The bipartisan consensus that existed in the 1990’s no longer exists. Many black activists view the war on crime as responsible for the increased incarceration of blacks and as LA Batchelor of the radio show Batchelor Pad mentioned to me on a debate of Stop and Frisk, “It is the blacks who get frisked not the whites.”

The dilemma for many blacks is that while history with law enforcement has led to distrust of police, will this distrust lead to increased crime in their neighborhood? Blacks are the biggest victims of crime but many blacks view that police discriminate against them and are not on their side. They don’t trust the very people whose job it is to defend them. As we have seen in polls on gun rights, blacks are supportive of the right to defend themselves, but until trust is built between police and the community, the risk of crime returning to 1990‘s levels exists. A community can’t be prosperous without being safe to live in.
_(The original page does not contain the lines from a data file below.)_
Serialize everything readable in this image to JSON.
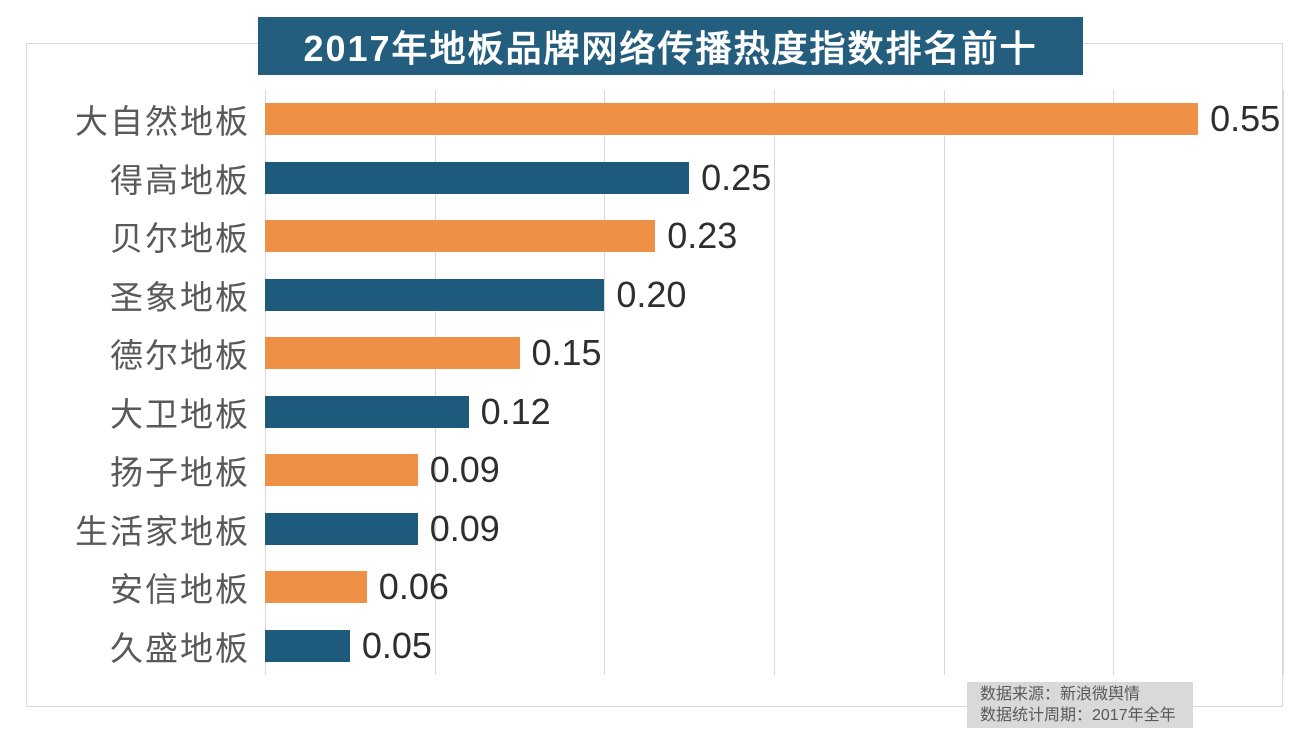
{
  "chart_data": {
    "type": "bar",
    "orientation": "horizontal",
    "title": "2017年地板品牌网络传播热度指数排名前十",
    "categories": [
      "大自然地板",
      "得高地板",
      "贝尔地板",
      "圣象地板",
      "德尔地板",
      "大卫地板",
      "扬子地板",
      "生活家地板",
      "安信地板",
      "久盛地板"
    ],
    "values": [
      0.55,
      0.25,
      0.23,
      0.2,
      0.15,
      0.12,
      0.09,
      0.09,
      0.06,
      0.05
    ],
    "value_labels": [
      "0.55",
      "0.25",
      "0.23",
      "0.20",
      "0.15",
      "0.12",
      "0.09",
      "0.09",
      "0.06",
      "0.05"
    ],
    "xlim": [
      0,
      0.6
    ],
    "grid_step": 0.1,
    "grid": true,
    "legend": "none",
    "bar_colors_alternating": [
      "#ee9147",
      "#1e5a7c"
    ],
    "source_note": [
      "数据来源：新浪微舆情",
      "数据统计周期：2017年全年"
    ]
  },
  "colors": {
    "title_background": "#245e7e",
    "title_text": "#ffffff",
    "bar_orange": "#ee9147",
    "bar_teal": "#1e5a7c",
    "gridline": "#d9d9d9",
    "frame_border": "#d9d9d9",
    "category_text": "#595959",
    "value_text": "#2e2e2e",
    "note_background": "#d9d9d9",
    "note_text": "#595959"
  }
}
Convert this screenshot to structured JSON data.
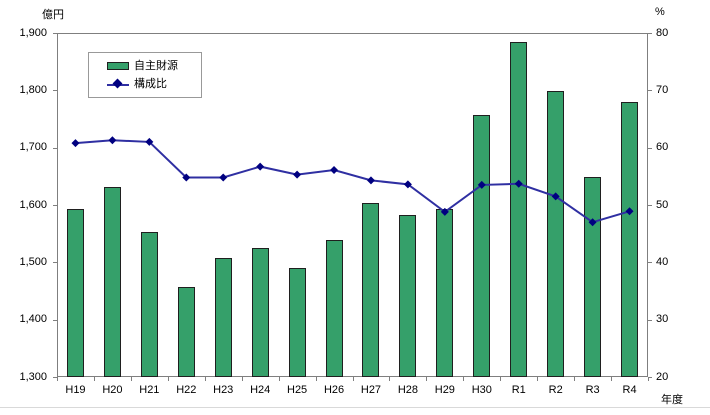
{
  "units": {
    "left": "億円",
    "right": "%",
    "x": "年度"
  },
  "legend": {
    "bar_label": "自主財源",
    "line_label": "構成比"
  },
  "colors": {
    "bar_fill": "#35a06a",
    "bar_border": "#1f1f1f",
    "line": "#2f2fa2",
    "marker": "#000080",
    "axis": "#7f7f7f",
    "text": "#000000"
  },
  "chart_data": {
    "type": "bar+line combo",
    "categories": [
      "H19",
      "H20",
      "H21",
      "H22",
      "H23",
      "H24",
      "H25",
      "H26",
      "H27",
      "H28",
      "H29",
      "H30",
      "R1",
      "R2",
      "R3",
      "R4"
    ],
    "series": [
      {
        "name": "自主財源",
        "type": "bar",
        "axis": "left",
        "values": [
          1593,
          1632,
          1553,
          1457,
          1507,
          1525,
          1490,
          1539,
          1604,
          1582,
          1593,
          1757,
          1884,
          1799,
          1648,
          1780
        ]
      },
      {
        "name": "構成比",
        "type": "line",
        "axis": "right",
        "values": [
          60.8,
          61.3,
          61.0,
          54.8,
          54.8,
          56.7,
          55.3,
          56.1,
          54.3,
          53.6,
          48.8,
          53.5,
          53.7,
          51.5,
          47.0,
          48.9
        ]
      }
    ],
    "left_axis": {
      "label": "億円",
      "min": 1300,
      "max": 1900,
      "step": 100,
      "tick_labels": [
        "1,300",
        "1,400",
        "1,500",
        "1,600",
        "1,700",
        "1,800",
        "1,900"
      ]
    },
    "right_axis": {
      "label": "%",
      "min": 20,
      "max": 80,
      "step": 10,
      "tick_labels": [
        "20",
        "30",
        "40",
        "50",
        "60",
        "70",
        "80"
      ]
    },
    "xlabel": "年度",
    "grid": false,
    "legend_position": "top-left-inside"
  }
}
Many voters are seeing their government backing away from protecting them and thus the polls are reflecting not so much of what is happening today but the fear of what will happen tomorrow. In spite of a rise in crime from 2014 to 2015, the overall crime rate is down from 2008 but voters’ fears of the future is what is driving the poll numbers. Going into 2018 and 2020, law and order may be the sleeper issue since voters understand that safety means prosperity in their community. The issue of economics and being safe from crime are intertwined, and in the voter’s mind, the political class is not interested in doing the steps to protect them. Just as many voters joined the Trump movement over border security, they also moved toward him in 2016 due to their own feeling that Trump cared for their safety. Trump, in his acceptance speech, stated, “There can be no prosperity without law and order…Our convention occurs at a moment of crisis for our nation…The attacks on our police, and the terrorism in our cities, threaten our very way of life. Any politician who does not grasp this danger is not fit to lead our country… The first task for our new administration will be to liberate our citizens from the crime and terrorism and lawlessness that threatens their communities…The most basic duty of government is to defend the lives of its own citizens. Any government that fails to do so is a government unworthy to lead." Trump made the connection of prosperity and security within a community and many voters responded.

Sunset Park is a reminder of what local government can do to secure a community and allow it to grow, but if a government forgets the lessons that allowed this to occur, the law of the jungle will soon replace the rule of law designed to protect that community.

Crime rates are below their peak from 1990’s but the increase in violent crimes over the past couple of years has captured voters’ notice. In the 1990’s, many urban communities and their representatives supported tougher prisons sentences and longer prison sentences. This resulted in a reduction of crime rates. There was a bipartisan agreement that crime threatens the public safety but today that consensus is now broken with the rise of Black Lives Matter. Many on the left are opposing the 1990’s reforms. The Populists and conservatives will support policing tactics that reduced the crime in metro areas and while the left has publicly come out for reversing the 1990’s tactics, those who are living in more dangerous areas could demand a more vigorous enforcement approach.

Trump’s approach is to make the case that public safety produces not just a safer community but a prosperous community. The left and Black Lives Matter frame this issue of supporting more law enforcement approach as racist to keep the minority component of the Democratic Socialist coalition intact.

With the Ron Johnson/Americas PAC approach of incorporating the crime issue with the Prevailing Economic Agreement, “Jobs fight crime”, Republicans can expand their coalition, and just like in education, this approach could hook enough minorities as part of the conservative majority.